«Go Team!»

14. März 2024, Luca Miozzari
© Robin Kohler

Das Frauenteam des EHCS steht kurz vor dem zweiten Aufstieg innert zwei Jahren. Das verdanken sie weniger ihrem Verein als sich selbst.

Betreuerin Isabelle Keller öffnet mit einer Hand die kleine Luke an der Bande, in der anderen hält sie ein Tupperware mit Traubenzuckern. Fünf Spielerinnen flitzen rein, vier flitzen raus, einer geht das alles zu langsam und sie klettert ein paar Meter weiter über die Bande aufs frisch geputzte Eis, sprintet los. Es sind kaum fünf Minuten vergangen und schon führt Schaffhausen mit 1:0. «I tried to play shorter on the … the Bande», erklärt eine der Spielerinnen, die gerade auf die Bank zurückgekehrt ist, schwer atmend einer Mitspielerin. «Wir müssen höher stehen beim Vorchecken!», ruft eine andere über die Gitterhelme hinweg und stupst mit dem Stock ihre Mitspielerinnen an. Auf der Tribüne in ihrem Rücken hat sich derweil eine kleine Ultra-Fankurve von etwa zwanzig Leuten und einer Trommel gebildet. «Hopp-Scha-ffhu-se, Hopp-Scha-ffhu-se».

Es ist das letzte Spiel der regulären Saison, die erstplatzierte Frauenmannschaft des Eishockeyclubs Schaffhausen (EHCS) spielt gegen die HC Eisbären Queens aus St. Gallen, die auf dem dritten Platz der Tabelle liegen. Die St. Gallerinnen seien eine Wundertüte, hörte man im Vorfeld. Man wisse nie, wie gut sie spielen.

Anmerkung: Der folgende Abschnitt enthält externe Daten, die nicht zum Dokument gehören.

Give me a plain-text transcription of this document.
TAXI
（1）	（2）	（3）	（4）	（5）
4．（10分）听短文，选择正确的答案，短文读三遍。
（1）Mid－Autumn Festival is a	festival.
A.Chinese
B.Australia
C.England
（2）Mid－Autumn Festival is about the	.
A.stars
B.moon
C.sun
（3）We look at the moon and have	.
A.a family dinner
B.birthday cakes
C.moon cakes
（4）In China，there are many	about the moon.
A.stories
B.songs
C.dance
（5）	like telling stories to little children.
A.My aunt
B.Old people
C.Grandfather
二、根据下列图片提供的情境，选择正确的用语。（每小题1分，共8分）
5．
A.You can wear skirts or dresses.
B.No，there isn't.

Kräfte sammeln zwischen zwei Dritteln in der Garderobe. © Robin Kohler

Während die erste Männermannschaft des EHCS in der vergangenen Saison in die dritte Liga abgestiegen ist (sechsthöchste Spielklasse), sind die Frauen kurz davor, den grossen Coup zu landen: Wenn es in den kommenden drei Spielen gut läuft, könnten die Schaffhauserinnen die nächste Saison in der SWHL B, der dritthöchsten Frauenliga, starten. Es wäre der zweite Aufstieg innert zwei Jahren.

Um auf dieses Niveau zu kommen, mussten sich die EHCS-Frauen nicht nur gegen ihre Gegnerinnen auf dem Eis durchsetzen. Sondern vor allem auch gegen Widerstand aus dem eigenen Club.

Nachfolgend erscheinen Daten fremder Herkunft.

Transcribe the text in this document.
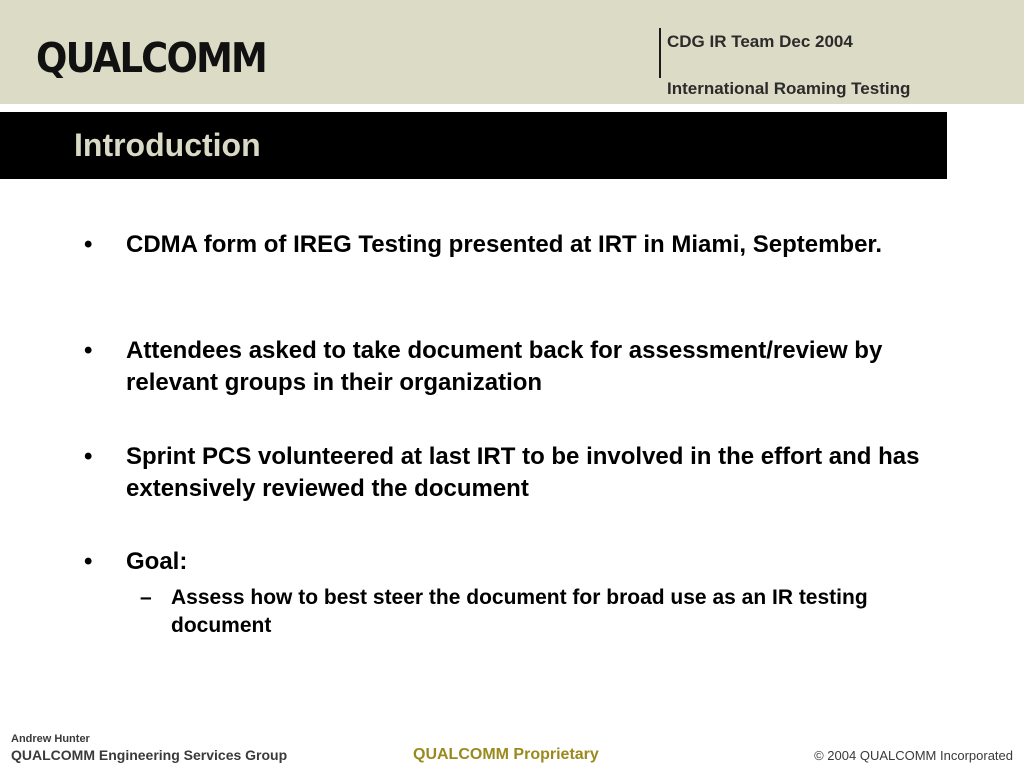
QUALCOMM	CDG IR Team Dec 2004
International Roaming Testing
Introduction
•	CDMA form of IREG Testing presented at IRT in Miami, September.
•	Attendees asked to take document back for assessment/review by relevant groups in their organization
•	Sprint PCS volunteered at last IRT to be involved in the effort and has extensively reviewed the document
•	Goal:
– Assess how to best steer the document for broad use as an IR testing document
Andrew Hunter
QUALCOMM Engineering Services Group	QUALCOMM Proprietary	© 2004 QUALCOMM Incorporated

Wer spielen will, bezahlt selbst
Nicole Paglione war dabei, als sich vor acht Jahren die erste Frauenmannschaft in der 92-jährigen Geschichte des EHCS bildete. «Wir waren eine Gruppe von Mamis, die auch Hockey spielen wollten», erzählt sie. Angefangen habe es mit Plausch-Spielen gegen die U9- und U11-Juniorenmannschaften, in denen ihre Kinder spielten. Dann organisierten sie Freundschaftspiele gegen andere Frauenmannschaften, fingen an, gemeinsam zu trainieren. Auf dem Eis, und auch ohne Eis im Sommer. Nach einer Saison habe die Mannschaft der Ehrgeiz gepackt. «Wir wollten uns beim Verband anmelden und Meisterschaft spielen», sagt Paglione.

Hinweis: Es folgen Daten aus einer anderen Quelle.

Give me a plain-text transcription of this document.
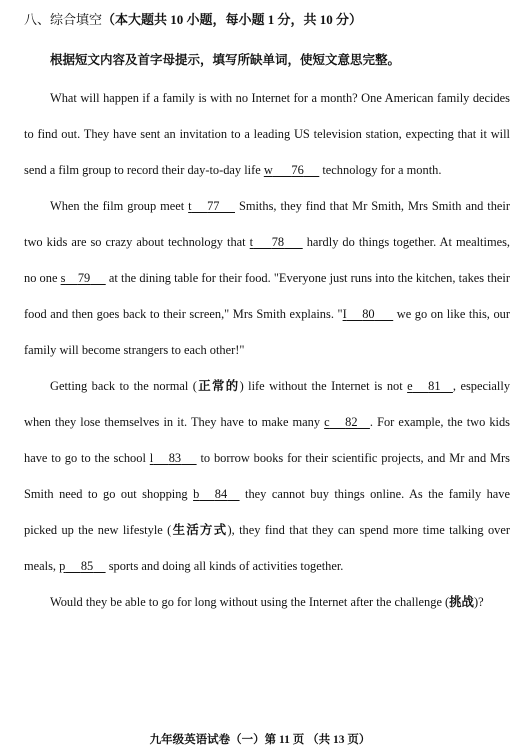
八、综合填空（本大题共 10 小题，每小题 1 分，共 10 分）
根据短文内容及首字母提示，填写所缺单词，使短文意思完整。

What will happen if a family is with no Internet for a month? One American family decides to find out. They have sent an invitation to a leading US television station, expecting that it will send a film group to record their day-to-day life w 76      technology for a month.

When the film group meet t 77      Smiths, they find that Mr Smith, Mrs Smith and their two kids are so crazy about technology that t 78       hardly do things together. At mealtimes, no one s 79      at the dining table for their food. "Everyone just runs into the kitchen, takes their food and then goes back to their screen," Mrs Smith explains. "I 80       we go on like this, our family will become strangers to each other!"

Getting back to the normal (正常的) life without the Internet is not e 81 , especially when they lose themselves in it. They have to make many c 82 . For example, the two kids have to go to the school l 83      to borrow books for their scientific projects, and Mr and Mrs Smith need to go out shopping b 84     they cannot buy things online. As the family have picked up the new lifestyle (生活方式), they find that they can spend more time talking over meals, p 85     sports and doing all kinds of activities together.

Would they be able to go for long without using the Internet after the challenge (挑战)?

九年级英语试卷（一）第 11 页 （共 13 页）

Doch die Vereinsleitung, die damals noch im Wesentlichen aus älteren Herren bestand, hielt nicht viel von der Idee. «Der Vorstand traute uns nicht zu, dass wir an den Spieltagen genug Spielerinnen zusammenbringen könnten und fürchtete, dass der Verein dann hohe Strafen an den Verband bezahlen müsse», erzählt Paglione. Schliesslich musste jede Spielerin ein Papier unterschreiben und sich verpflichten, allfällige Strafen aus der eigenen Kasse zu bezahlen. Das wurde von Männerteams noch nie verlangt. Als im Herbst die Saison begann, stiegen die EHCS-Frauen in der untersten Frauenliga SWHL D ein. Der Forfait-Fall, den der Vorstand befürchtete, ist bis heute kein einziges Mal eingetroffen.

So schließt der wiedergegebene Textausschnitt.